The meta sprites are all part of one huge array:
Code:
#define SPRITES_INIT(width, height, offsetY, palette)\
   width, height, LowByte(offsetY), HighByte(offsetY), palette
   
const byte CharactersSprites[] =
{
   /* Goon
      ---- */
   
   /* Walking0 */
   SPRITES_INIT(GoonWidth, GoonHeight, GoonOffsetY, GoonPalette),
   0x90, 0x80, 0x70, 0x60, 0x50,
   0x91, 0x81, 0x71, 0x61, 0x51,

   /* Walking1 */
   SPRITES_INIT(GoonWidth, GoonHeight, GoonOffsetY, GoonPalette),
   0x92, 0x82, 0x72, 0x62, 0x52,
   0x93, 0x83, 0x73, 0x63, 0x53,

   /* etc. */
};
Re: Optimizing important code parts
by on (#162344)
How long does it typically take to write a sprite on the NES? I know for the SNES, most games took an entire scanline to write a sprite to the OAM, but my game does it in half a scanline. The NES's CPU is weaker but it doesn't have to deal with hi-oam, or realigning different sized sprites when flipping a metasprite. Also, the smaller the sprites, the more sprites you need to make a metasprite of the same size.
Re: Optimizing important code parts
by on (#162363)
If you're sticking with a rectangle design for metasprites, then you can easily store it in column format and use that speed up for removing whole columns for clipping (instead of individual sprites).


psycopathicteen wrote:
How long does it typically take to write a sprite on the NES? I know for the SNES, most games took an entire scanline to write a sprite to the OAM, but my game does it in half a scanline.
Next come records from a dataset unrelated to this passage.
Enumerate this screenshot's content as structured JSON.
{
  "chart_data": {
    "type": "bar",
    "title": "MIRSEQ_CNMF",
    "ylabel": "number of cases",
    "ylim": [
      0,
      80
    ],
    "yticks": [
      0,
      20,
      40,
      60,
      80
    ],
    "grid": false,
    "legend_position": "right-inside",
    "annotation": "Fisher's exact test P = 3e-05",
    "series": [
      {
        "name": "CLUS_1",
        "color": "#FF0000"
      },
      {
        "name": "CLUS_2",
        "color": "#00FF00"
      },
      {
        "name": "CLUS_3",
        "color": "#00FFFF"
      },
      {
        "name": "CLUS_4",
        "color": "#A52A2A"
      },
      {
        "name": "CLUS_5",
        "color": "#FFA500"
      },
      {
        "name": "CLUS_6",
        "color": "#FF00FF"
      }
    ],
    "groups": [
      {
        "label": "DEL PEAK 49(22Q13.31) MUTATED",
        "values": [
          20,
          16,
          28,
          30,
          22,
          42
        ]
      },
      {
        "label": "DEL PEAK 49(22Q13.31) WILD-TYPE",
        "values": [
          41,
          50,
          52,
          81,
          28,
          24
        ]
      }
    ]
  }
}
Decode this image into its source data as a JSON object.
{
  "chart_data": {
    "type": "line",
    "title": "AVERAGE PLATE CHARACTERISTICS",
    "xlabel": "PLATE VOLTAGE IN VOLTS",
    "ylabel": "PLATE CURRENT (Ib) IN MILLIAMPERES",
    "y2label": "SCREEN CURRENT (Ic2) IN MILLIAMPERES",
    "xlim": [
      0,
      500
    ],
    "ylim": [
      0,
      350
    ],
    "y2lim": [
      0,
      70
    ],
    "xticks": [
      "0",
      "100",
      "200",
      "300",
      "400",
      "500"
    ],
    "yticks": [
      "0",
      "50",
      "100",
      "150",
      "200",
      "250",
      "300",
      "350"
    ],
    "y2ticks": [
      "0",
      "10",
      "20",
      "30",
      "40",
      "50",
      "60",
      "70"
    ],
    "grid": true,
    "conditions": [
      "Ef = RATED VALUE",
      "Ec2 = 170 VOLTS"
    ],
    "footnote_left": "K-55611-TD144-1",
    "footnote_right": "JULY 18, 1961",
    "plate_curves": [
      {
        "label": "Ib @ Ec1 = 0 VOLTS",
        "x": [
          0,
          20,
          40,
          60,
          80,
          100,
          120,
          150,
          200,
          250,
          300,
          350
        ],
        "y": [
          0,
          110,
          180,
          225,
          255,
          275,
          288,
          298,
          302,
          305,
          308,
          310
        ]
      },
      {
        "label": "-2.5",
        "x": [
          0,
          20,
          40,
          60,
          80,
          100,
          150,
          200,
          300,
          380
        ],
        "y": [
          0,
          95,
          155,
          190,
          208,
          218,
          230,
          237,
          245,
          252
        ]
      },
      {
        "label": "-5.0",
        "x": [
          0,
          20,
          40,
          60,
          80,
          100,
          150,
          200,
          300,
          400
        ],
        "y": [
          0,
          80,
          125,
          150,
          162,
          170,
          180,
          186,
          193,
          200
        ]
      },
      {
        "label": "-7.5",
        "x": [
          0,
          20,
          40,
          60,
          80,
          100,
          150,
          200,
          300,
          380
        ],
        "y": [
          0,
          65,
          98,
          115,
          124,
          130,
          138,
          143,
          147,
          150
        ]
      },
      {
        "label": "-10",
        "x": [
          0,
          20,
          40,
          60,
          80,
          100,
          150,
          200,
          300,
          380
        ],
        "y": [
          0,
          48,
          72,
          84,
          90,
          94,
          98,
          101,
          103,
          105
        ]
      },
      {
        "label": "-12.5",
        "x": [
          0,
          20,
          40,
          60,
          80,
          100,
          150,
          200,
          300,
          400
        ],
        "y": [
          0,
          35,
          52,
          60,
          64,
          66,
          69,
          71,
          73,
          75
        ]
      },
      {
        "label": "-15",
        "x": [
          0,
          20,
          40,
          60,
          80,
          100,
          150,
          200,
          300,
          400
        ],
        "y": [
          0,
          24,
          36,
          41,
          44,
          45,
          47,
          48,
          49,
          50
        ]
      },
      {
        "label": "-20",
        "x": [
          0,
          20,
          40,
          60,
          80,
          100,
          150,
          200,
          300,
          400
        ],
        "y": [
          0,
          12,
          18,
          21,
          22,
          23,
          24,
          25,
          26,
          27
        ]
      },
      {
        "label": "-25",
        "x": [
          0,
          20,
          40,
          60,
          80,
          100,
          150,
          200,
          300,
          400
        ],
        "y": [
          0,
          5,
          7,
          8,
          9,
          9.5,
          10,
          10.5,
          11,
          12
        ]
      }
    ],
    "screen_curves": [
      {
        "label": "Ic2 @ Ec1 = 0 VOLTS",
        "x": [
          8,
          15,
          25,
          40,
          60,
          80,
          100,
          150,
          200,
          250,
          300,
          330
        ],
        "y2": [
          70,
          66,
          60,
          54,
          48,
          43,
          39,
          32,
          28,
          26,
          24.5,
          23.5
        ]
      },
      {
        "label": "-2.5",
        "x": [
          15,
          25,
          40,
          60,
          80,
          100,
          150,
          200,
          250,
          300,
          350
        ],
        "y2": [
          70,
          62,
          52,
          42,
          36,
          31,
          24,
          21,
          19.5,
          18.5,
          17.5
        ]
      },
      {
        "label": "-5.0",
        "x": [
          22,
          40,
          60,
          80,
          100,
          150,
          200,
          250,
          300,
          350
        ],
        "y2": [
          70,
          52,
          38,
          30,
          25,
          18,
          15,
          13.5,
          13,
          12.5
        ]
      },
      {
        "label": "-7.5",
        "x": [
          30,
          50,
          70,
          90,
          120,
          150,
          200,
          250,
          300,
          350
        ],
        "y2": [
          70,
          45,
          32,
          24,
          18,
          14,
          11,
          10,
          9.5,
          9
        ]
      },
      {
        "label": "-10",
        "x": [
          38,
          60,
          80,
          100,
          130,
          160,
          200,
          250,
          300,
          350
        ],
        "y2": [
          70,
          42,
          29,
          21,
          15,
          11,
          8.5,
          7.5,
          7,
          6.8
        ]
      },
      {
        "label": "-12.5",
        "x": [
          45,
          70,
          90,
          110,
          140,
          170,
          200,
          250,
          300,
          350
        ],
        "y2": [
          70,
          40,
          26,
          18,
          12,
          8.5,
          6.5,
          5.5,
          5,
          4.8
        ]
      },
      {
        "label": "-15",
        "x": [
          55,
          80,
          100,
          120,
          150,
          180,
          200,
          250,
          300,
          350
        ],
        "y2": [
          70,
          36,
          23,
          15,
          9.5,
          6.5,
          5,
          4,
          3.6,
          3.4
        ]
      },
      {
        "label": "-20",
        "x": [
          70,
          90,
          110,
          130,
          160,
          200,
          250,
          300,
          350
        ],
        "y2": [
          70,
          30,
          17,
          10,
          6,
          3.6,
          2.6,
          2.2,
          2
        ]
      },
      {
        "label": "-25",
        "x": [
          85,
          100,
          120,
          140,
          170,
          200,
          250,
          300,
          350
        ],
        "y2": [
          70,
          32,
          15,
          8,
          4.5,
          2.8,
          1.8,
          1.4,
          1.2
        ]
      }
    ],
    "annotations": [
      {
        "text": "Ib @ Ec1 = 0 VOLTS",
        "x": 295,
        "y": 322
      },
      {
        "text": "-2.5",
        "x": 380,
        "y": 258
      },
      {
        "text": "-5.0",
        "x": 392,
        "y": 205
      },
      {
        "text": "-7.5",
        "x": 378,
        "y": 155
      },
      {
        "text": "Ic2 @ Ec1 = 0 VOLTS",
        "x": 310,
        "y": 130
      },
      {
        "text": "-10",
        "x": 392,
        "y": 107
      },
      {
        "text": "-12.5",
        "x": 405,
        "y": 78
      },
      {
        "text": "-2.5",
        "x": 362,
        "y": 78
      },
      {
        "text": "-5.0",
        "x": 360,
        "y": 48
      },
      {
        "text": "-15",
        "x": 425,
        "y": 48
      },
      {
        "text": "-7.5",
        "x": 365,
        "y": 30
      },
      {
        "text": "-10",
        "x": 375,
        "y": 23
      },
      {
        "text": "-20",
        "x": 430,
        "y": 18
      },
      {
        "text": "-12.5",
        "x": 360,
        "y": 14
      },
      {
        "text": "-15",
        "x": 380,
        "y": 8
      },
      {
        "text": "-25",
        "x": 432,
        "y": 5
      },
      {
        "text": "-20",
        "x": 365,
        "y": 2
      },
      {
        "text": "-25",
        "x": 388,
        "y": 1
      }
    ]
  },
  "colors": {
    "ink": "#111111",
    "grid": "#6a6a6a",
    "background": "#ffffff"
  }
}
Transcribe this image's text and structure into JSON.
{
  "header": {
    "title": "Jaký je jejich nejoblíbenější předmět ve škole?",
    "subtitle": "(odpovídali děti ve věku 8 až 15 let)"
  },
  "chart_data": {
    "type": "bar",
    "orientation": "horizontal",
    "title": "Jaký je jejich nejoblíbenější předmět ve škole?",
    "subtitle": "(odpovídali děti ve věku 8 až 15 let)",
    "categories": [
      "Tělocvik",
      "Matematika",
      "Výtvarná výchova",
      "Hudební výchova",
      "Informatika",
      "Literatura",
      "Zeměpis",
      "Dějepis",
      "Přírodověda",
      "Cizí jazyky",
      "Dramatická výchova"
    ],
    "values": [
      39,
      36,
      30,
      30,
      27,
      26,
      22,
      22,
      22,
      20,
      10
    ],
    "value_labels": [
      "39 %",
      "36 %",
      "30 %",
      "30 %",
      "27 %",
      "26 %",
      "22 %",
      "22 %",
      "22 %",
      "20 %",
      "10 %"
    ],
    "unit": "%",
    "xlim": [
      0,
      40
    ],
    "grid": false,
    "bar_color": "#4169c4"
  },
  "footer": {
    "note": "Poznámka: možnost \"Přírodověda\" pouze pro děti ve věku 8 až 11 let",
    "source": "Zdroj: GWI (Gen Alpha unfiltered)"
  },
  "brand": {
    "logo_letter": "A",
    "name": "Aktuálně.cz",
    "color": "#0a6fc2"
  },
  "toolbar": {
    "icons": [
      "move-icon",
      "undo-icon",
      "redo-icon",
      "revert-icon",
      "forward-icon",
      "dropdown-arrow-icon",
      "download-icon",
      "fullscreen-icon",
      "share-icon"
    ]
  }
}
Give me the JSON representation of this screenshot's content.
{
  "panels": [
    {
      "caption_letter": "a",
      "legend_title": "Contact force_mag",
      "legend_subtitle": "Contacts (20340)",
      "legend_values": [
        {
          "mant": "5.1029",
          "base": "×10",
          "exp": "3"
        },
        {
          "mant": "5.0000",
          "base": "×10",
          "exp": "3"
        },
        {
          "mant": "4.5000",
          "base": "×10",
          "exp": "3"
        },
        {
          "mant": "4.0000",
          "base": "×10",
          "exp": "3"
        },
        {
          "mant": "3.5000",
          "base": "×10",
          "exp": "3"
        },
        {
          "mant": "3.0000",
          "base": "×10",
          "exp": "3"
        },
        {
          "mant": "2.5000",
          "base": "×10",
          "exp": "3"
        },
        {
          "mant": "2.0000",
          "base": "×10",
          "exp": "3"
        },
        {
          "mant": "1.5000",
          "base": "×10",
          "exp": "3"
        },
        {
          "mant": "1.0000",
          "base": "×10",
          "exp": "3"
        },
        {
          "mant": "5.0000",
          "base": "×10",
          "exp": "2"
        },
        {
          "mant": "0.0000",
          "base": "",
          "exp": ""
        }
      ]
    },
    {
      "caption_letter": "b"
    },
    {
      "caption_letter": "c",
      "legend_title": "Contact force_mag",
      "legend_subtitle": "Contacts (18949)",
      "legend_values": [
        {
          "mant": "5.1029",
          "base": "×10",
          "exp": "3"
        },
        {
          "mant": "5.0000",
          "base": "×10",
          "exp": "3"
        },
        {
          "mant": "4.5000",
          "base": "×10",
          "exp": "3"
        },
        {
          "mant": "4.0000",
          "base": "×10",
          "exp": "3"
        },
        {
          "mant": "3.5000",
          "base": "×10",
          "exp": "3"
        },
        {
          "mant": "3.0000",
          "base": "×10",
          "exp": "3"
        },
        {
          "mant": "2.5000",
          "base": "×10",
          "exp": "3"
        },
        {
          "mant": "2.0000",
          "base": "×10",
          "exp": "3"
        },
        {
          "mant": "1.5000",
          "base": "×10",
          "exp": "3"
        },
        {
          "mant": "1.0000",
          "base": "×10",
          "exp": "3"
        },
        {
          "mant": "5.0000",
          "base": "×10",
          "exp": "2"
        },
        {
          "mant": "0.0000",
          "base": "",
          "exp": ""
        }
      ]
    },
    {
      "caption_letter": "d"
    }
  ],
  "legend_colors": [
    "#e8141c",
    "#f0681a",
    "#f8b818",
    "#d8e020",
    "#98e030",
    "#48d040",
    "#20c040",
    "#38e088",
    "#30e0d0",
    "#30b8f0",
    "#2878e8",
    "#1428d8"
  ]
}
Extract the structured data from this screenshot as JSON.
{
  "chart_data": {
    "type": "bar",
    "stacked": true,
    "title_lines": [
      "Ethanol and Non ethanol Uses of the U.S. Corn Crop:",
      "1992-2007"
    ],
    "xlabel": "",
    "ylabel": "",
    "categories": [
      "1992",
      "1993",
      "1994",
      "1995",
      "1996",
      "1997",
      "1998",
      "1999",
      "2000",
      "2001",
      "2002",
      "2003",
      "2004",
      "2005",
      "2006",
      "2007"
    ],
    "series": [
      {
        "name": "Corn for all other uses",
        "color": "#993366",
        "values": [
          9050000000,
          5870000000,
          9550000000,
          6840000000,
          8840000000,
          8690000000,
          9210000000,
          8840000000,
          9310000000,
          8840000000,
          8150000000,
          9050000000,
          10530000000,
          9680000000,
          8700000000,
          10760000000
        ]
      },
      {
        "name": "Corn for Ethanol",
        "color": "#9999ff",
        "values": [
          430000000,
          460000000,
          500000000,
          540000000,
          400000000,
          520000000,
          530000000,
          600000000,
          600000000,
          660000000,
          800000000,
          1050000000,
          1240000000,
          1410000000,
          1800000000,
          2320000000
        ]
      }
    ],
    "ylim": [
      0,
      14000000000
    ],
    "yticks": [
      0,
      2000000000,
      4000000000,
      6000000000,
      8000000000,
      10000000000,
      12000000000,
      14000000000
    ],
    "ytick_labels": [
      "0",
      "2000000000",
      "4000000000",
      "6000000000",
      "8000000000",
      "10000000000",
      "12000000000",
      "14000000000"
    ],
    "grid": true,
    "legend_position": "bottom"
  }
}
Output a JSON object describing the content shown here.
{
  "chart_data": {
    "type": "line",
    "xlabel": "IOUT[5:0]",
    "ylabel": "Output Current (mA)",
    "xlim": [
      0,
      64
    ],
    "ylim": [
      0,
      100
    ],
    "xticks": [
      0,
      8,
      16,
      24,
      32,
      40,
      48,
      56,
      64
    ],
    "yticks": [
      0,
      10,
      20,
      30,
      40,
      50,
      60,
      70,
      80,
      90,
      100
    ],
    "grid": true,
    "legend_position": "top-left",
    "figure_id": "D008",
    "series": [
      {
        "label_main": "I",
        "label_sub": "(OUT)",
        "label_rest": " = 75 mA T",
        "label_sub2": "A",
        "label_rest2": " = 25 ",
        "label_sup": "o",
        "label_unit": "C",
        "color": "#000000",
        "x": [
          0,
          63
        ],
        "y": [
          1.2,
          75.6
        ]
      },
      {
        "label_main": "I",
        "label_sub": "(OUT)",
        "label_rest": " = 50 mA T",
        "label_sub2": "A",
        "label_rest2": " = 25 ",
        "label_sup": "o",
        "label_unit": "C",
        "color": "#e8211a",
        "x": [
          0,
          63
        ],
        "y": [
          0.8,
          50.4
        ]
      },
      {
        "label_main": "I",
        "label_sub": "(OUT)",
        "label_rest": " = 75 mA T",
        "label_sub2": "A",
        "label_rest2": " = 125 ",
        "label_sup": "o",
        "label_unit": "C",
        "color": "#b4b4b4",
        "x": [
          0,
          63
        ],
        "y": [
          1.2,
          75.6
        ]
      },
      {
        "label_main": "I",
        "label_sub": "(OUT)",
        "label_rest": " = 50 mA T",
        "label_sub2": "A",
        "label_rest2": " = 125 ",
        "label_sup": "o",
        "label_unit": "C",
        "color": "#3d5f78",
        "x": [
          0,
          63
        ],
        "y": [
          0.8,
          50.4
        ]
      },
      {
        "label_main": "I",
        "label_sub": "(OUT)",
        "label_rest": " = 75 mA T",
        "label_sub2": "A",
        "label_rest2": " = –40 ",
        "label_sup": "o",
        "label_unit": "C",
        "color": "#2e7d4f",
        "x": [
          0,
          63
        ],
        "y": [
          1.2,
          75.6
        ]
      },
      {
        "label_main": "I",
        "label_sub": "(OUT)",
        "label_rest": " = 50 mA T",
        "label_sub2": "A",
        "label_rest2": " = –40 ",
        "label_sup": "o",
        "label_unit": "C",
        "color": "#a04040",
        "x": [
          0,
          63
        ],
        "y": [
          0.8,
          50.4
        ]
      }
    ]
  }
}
The NES's CPU is weaker but it doesn't have to deal with hi-oam, or realigning different sized sprites when flipping a metasprite. Also, the smaller the sprites, the more sprites you need to make a metasprite of the same size.

I haven't timed it, but most NES games use 8x8 sprite cell mode. Just look at the Megaman character sprite; the amount of metasprite translations is quite a bit.